F. Demands for amendments to the StaRUG meet concerns under European law and constitutional law
Demands for amendments to the StaRUG by the legislature are met withconcerns under European law and constitutional law. The EU Directive on which the StaRUG is based provides a fast and effective procedure for avoiding insolvency that must not be exposed to the possibility of blocking by shareholders. In addition, the constitutional protection of property under Article 14 of the Basic Law is not unlimited. The property is subject to a social bond. Encroachments on shareholder rights by restructuring plans that avoid insolvency can therefore be justified and necessary against the background of the rights of other affected parties in the event of proximity to insolvency and economic devaluation of the share ownership. This applies if the restructuring plan does not worsen the situation for shareholders compared to the next best alternative scenario, but improves it for other stakeholders such as creditors, suppliers, customers and employees. It should be noted that the next best alternative scenario is usually insolvency proceedings. In this policy, shareholders as equity investors also usually come away empty-handed due to the subordination of their legal positions to creditors.
Therefore, significant changes to the StaRUG, which is very successful from the point of view of restructuring practice, have not been initiated by the legislator and, in our opinion, are not to be expected.

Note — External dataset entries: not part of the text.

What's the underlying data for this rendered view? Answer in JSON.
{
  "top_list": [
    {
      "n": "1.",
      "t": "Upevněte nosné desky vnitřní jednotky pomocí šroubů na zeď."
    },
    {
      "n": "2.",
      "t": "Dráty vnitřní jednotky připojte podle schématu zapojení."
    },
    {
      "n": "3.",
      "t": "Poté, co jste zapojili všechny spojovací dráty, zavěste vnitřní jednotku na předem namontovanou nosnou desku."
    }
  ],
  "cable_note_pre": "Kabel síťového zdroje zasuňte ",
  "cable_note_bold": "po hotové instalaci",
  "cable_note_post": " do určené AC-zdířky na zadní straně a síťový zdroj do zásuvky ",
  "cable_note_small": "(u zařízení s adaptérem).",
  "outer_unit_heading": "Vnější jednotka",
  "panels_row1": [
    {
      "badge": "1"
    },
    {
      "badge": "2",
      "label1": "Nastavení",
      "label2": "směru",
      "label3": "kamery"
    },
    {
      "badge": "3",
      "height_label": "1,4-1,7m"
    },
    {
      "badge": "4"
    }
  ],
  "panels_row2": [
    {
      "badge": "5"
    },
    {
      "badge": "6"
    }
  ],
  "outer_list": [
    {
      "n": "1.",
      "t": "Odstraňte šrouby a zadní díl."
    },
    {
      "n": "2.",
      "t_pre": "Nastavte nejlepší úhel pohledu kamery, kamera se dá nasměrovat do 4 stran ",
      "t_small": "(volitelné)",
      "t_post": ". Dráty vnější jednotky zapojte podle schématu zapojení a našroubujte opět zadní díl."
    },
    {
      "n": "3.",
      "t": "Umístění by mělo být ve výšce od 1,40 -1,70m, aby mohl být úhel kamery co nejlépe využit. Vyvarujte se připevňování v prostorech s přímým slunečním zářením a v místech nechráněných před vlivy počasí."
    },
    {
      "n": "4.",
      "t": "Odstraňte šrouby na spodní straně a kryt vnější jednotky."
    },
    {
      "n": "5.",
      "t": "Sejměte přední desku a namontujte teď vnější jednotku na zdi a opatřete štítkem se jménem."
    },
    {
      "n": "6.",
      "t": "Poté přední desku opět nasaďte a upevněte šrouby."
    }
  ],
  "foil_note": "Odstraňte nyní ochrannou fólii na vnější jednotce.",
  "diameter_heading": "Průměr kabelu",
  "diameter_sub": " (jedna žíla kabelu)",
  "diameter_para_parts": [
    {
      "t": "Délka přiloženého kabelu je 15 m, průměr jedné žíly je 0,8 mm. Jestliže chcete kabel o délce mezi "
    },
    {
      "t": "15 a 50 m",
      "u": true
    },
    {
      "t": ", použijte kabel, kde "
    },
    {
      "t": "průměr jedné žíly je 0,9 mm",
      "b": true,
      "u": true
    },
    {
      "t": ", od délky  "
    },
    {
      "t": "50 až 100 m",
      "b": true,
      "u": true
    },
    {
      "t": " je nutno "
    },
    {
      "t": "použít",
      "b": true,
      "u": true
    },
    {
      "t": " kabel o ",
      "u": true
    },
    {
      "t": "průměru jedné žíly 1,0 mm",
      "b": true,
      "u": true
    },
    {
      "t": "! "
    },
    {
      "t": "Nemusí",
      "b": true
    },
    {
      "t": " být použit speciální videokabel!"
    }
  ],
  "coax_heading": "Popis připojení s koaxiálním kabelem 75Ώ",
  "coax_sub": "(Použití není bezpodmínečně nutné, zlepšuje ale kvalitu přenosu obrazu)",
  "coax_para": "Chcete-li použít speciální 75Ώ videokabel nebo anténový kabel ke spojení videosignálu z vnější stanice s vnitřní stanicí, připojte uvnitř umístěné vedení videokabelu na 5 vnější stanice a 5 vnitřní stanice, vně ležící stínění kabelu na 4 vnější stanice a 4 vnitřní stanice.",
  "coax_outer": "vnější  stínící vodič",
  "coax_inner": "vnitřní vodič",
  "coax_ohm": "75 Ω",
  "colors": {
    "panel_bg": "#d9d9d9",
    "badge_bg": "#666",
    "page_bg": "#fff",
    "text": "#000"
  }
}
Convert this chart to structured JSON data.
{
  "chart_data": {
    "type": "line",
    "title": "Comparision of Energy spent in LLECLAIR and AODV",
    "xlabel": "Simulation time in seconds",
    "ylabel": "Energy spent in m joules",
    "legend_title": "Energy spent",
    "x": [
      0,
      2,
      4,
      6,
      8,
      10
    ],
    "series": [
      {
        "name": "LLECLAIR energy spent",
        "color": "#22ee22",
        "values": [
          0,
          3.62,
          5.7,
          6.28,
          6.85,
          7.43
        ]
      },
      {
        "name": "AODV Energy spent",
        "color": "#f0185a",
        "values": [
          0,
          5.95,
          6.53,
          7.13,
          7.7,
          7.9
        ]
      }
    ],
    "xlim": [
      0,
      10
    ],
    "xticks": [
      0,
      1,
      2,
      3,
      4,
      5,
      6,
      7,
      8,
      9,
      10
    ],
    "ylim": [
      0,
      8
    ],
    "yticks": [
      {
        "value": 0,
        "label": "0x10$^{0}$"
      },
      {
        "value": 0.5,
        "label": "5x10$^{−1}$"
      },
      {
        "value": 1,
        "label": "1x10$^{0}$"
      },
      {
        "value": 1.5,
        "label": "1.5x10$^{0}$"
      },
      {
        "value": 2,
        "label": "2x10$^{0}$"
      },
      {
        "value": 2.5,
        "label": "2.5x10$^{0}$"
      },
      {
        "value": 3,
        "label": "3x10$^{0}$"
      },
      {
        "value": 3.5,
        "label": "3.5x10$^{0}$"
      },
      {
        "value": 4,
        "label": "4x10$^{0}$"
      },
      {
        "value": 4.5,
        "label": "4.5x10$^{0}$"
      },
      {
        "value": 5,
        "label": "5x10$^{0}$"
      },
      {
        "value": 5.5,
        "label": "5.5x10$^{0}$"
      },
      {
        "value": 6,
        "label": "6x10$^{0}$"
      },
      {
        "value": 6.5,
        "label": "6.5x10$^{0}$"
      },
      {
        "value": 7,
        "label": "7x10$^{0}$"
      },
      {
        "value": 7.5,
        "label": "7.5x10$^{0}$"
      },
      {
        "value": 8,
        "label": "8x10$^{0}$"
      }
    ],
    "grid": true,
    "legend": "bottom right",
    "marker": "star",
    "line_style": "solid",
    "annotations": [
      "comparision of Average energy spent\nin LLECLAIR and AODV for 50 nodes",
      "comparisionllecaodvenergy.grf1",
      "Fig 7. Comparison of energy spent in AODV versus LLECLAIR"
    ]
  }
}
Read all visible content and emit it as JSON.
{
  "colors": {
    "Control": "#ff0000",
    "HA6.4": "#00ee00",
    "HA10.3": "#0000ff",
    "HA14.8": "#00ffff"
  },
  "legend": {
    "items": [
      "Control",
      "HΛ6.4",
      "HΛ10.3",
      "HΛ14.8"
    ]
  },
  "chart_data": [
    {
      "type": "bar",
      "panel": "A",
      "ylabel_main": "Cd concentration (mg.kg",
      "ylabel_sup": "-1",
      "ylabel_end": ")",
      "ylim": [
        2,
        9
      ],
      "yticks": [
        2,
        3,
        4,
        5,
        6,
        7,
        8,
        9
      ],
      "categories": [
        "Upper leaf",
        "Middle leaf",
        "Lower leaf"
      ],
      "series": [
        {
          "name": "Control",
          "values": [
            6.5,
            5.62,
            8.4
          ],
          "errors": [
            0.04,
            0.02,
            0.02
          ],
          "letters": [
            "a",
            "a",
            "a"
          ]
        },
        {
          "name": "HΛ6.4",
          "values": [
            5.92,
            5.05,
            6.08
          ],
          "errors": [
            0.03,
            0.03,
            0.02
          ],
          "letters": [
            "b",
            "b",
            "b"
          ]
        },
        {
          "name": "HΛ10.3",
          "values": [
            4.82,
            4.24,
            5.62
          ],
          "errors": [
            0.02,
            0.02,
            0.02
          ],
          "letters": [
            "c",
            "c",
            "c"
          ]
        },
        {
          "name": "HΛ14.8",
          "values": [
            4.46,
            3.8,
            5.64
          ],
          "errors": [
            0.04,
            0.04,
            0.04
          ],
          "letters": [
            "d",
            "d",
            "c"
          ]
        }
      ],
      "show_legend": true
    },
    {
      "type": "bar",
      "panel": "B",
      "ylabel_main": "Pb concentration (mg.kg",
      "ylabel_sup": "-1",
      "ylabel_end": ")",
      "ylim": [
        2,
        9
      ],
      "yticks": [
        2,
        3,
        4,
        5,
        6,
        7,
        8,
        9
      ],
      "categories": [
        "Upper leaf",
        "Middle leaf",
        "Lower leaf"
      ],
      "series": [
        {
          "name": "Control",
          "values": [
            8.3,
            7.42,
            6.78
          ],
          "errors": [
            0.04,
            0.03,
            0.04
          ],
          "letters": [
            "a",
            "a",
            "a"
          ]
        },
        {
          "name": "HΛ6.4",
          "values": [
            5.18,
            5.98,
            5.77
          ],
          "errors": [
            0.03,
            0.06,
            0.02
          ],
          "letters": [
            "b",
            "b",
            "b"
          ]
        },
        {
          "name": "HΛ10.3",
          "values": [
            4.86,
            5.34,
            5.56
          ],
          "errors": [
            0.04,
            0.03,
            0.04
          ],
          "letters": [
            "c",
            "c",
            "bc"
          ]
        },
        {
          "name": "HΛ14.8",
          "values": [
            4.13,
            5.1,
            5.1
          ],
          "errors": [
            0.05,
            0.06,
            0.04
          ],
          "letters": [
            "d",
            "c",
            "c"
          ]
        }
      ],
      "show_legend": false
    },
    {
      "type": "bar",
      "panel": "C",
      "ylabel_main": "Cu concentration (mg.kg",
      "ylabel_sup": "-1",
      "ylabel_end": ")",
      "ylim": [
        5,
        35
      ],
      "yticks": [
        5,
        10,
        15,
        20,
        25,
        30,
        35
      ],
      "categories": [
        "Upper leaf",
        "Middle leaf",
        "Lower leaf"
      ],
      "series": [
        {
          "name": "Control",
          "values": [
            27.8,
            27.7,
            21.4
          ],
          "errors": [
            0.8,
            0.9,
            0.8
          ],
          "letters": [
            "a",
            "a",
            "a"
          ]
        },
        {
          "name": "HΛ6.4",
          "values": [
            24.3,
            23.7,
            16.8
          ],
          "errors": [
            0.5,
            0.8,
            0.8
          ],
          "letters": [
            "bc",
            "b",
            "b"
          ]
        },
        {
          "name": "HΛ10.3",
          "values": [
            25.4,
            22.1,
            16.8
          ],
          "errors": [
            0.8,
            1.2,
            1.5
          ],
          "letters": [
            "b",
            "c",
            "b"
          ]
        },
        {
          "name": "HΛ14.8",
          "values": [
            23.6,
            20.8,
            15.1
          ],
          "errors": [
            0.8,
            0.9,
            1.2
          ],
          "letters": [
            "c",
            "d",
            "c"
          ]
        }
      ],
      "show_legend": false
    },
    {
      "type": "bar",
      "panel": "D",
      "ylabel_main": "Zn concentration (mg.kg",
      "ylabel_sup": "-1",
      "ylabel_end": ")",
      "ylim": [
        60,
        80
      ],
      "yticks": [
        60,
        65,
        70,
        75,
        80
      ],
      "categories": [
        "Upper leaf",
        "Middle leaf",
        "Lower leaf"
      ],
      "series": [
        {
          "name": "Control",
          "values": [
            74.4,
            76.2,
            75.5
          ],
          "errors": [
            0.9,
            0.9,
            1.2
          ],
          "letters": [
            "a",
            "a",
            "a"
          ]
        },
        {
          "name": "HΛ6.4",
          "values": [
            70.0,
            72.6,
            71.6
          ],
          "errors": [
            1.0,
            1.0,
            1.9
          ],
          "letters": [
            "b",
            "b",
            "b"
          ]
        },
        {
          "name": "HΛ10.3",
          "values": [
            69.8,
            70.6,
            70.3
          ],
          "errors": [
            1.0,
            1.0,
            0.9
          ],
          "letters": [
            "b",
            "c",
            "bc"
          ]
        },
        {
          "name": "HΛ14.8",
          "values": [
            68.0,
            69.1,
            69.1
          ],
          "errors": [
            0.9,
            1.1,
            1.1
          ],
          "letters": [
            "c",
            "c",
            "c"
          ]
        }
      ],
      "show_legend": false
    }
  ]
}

Practical tip from an investor's point of view: Vigilance and rapid reaction to StaRUG proceedings are advisable
From the point of view of shareholders, special vigilance in monitoring the market and reviewing investment decisions are therefore advisable at the first signs of a crisis in the respective issuer. Insofar as shareholders are affected by StaRUG proceedings, they should carefully examine the imminent insolvency of the issuer as a prerequisite for the restructuring notification and the alternative scenario together with the comparative calculation.
Conclusion
The StaRUG is an effective restructuring instrument that avoids insolvencies and, when viewed as a whole, has positive effects from the stakeholders' point of view. The law is neutral in its legal form and is not aimed at stock corporations. It is not directed against shareholders, but allows for necessary interventions in the rights of shareholders and thus also of shareholders that are economically devalued due to imminent insolvency. These interventions are usually justified. In the event of a withdrawal of (still) valuable legal positions, severance payments may have to be paid. European law requirements stand in the way of the abolition of the StaRUG and changes in the law, which would open up blocking possibilities for shareholders. Shareholders are advised to keep a close eye on market developments and to question investment decisions immediately if there are signs of crisis on the part of the respective issuer.